I would reject the position that Hindu nationalism is not a respectable political doctrine worth studying. However, the fundamental argument that keeps recurring is whether Hindu nationalism is a subset within the broad tent of Indian conservatism or whether Indian conservatism and Hindu nationalism have some elements that overlap and others that do not. The creative tension around this argument is particularly highlighted when we confront extreme and violent elements in the Hindu nationalist fold. While moderate Hindu nationalism, which emphasizes Indian cultural unities, can be seen as a legitimate movement within a broader conservative umbrella, Hindu extremism remains more problematic.

Picture 3

Conservatism is a school of philosophy which is not characterized by rigid contours or definitions. It believes that human beings as individuals and as communities have evolved over time, developing laws, institutions, cultures, norms and associations. This evolutionary process undoubtedly contributes to practical utility. The process itself is one of trial and error. It is grounded in a deep sense of empiricism, focused heavily on what works on the ground and what is practical. It is suspicious, even dismissive, of utopian fantasies, and the point of view repeatedly asserted is that human beings seeking utopias are likely to end up in dystopias. In fact, conservatives would take the position that perfection cannot be achieved by individuals or societies. We must necessarily be satisfied with modest improvements, but improvements nevertheless, not regressions. The Scottish philosopher David Hume articulated this sense of empiricism and combined it with a consistent anti-utopian position. He and his compatriot Adam Smith were great believers in the ongoing improvement of human society, ideas which the contemporary philosophers Steven Pinker and Yuval Noah Harari have subscribed to.
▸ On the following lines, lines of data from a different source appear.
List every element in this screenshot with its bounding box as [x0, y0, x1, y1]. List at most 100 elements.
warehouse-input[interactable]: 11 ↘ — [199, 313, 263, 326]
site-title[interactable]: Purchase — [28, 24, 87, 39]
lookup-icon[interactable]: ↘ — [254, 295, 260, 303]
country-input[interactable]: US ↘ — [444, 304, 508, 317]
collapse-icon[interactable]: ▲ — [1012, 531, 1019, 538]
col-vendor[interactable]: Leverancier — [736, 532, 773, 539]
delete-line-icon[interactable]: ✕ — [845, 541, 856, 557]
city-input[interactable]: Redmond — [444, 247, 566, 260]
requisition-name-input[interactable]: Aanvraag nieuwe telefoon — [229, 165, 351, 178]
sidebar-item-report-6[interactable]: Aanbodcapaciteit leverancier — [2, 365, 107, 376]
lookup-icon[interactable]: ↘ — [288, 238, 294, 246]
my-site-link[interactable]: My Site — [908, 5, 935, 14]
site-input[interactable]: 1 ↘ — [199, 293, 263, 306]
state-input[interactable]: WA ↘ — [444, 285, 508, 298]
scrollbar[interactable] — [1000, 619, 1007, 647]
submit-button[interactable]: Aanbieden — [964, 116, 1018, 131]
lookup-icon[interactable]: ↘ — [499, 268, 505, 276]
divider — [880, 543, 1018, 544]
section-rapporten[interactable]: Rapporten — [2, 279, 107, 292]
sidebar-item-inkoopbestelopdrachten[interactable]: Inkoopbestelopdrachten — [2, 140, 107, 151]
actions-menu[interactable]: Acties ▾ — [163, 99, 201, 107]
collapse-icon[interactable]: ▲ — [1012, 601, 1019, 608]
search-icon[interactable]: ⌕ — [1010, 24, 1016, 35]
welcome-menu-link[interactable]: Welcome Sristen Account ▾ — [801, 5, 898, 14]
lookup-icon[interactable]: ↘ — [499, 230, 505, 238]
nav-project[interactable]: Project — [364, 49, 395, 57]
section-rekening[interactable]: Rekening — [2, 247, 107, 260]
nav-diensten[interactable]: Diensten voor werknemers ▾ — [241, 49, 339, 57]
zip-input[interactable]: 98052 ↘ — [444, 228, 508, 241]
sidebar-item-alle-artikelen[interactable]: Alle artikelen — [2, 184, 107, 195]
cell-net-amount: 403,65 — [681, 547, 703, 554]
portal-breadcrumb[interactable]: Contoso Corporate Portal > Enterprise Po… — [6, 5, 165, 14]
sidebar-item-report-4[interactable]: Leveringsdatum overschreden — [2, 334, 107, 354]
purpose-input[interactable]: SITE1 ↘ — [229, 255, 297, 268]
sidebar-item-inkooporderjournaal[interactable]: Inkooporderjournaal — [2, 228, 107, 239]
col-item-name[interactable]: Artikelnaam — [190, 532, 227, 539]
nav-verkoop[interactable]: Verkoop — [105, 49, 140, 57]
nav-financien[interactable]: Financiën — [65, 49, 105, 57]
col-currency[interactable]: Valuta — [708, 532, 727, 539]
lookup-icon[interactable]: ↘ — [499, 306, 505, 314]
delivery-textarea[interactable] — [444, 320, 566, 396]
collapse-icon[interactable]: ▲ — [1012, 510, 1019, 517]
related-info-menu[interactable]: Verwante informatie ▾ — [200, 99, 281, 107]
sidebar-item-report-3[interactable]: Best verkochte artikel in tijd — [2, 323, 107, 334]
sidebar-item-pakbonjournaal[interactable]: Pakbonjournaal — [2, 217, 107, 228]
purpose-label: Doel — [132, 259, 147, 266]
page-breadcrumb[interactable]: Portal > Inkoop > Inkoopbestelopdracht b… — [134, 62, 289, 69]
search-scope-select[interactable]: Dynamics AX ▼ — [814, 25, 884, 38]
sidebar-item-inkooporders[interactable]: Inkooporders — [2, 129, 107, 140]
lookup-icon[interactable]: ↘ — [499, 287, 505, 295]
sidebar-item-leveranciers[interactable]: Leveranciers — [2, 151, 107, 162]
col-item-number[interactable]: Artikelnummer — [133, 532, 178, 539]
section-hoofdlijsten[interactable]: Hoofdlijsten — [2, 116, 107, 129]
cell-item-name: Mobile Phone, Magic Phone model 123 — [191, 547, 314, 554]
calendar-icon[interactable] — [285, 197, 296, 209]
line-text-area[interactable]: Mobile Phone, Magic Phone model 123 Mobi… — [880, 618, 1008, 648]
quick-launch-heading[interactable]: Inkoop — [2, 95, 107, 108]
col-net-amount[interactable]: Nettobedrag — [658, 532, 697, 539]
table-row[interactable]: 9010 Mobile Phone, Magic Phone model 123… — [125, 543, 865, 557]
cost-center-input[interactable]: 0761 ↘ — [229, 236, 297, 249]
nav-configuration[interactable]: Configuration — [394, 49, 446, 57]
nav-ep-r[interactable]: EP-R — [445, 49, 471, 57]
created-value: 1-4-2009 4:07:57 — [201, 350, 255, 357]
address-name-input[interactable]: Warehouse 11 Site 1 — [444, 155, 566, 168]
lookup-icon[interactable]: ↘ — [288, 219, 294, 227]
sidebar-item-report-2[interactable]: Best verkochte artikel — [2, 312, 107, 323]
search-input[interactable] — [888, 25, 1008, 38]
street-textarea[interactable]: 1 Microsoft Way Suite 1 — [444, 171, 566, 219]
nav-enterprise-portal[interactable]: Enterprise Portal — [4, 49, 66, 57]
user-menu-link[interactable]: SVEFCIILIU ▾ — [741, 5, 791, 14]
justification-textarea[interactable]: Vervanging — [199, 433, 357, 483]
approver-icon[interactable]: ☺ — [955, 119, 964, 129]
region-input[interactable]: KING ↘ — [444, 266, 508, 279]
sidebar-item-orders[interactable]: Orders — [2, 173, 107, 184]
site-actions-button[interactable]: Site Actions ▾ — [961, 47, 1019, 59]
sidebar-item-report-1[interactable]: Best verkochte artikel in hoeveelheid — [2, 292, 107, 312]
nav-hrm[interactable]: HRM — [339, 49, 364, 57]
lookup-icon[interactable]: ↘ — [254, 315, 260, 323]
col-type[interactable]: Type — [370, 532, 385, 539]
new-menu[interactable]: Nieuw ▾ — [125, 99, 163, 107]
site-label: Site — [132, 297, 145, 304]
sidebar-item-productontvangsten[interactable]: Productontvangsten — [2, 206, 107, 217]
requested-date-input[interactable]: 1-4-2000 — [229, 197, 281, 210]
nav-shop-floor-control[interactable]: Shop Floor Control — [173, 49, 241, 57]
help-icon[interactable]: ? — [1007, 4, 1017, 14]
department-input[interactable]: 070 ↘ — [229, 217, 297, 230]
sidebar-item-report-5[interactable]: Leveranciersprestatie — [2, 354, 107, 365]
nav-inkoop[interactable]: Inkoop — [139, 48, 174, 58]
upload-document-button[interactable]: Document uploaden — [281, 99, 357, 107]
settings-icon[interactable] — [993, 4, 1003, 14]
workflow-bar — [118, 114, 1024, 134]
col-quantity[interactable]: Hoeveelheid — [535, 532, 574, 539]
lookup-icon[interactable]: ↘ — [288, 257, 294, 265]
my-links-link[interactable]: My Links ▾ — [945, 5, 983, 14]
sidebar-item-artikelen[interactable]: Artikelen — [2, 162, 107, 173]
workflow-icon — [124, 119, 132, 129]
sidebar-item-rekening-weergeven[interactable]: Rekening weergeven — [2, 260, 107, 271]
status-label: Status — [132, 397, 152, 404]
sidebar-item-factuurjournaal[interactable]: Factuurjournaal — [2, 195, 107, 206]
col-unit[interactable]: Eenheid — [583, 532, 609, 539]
The conservative position is that improvements have to be gradual, and preferably peaceful. Sudden, violent attempts at so-called improvements are viewed with suspicion, because they are likely to backfire, destroy much of the good in the past and the present, and deliver a situation substantially worse than the earlier one. A philosophical approach involving the acceptance of the inevitability of violence is also resented by conservatives, on both moral and practical grounds. Conservatives have as their primary concern the freedom and well-being of individuals. Freely formed and voluntary, organic associative institutions are viewed positively while state-sponsored collectives are often viewed as inimical to individual interests.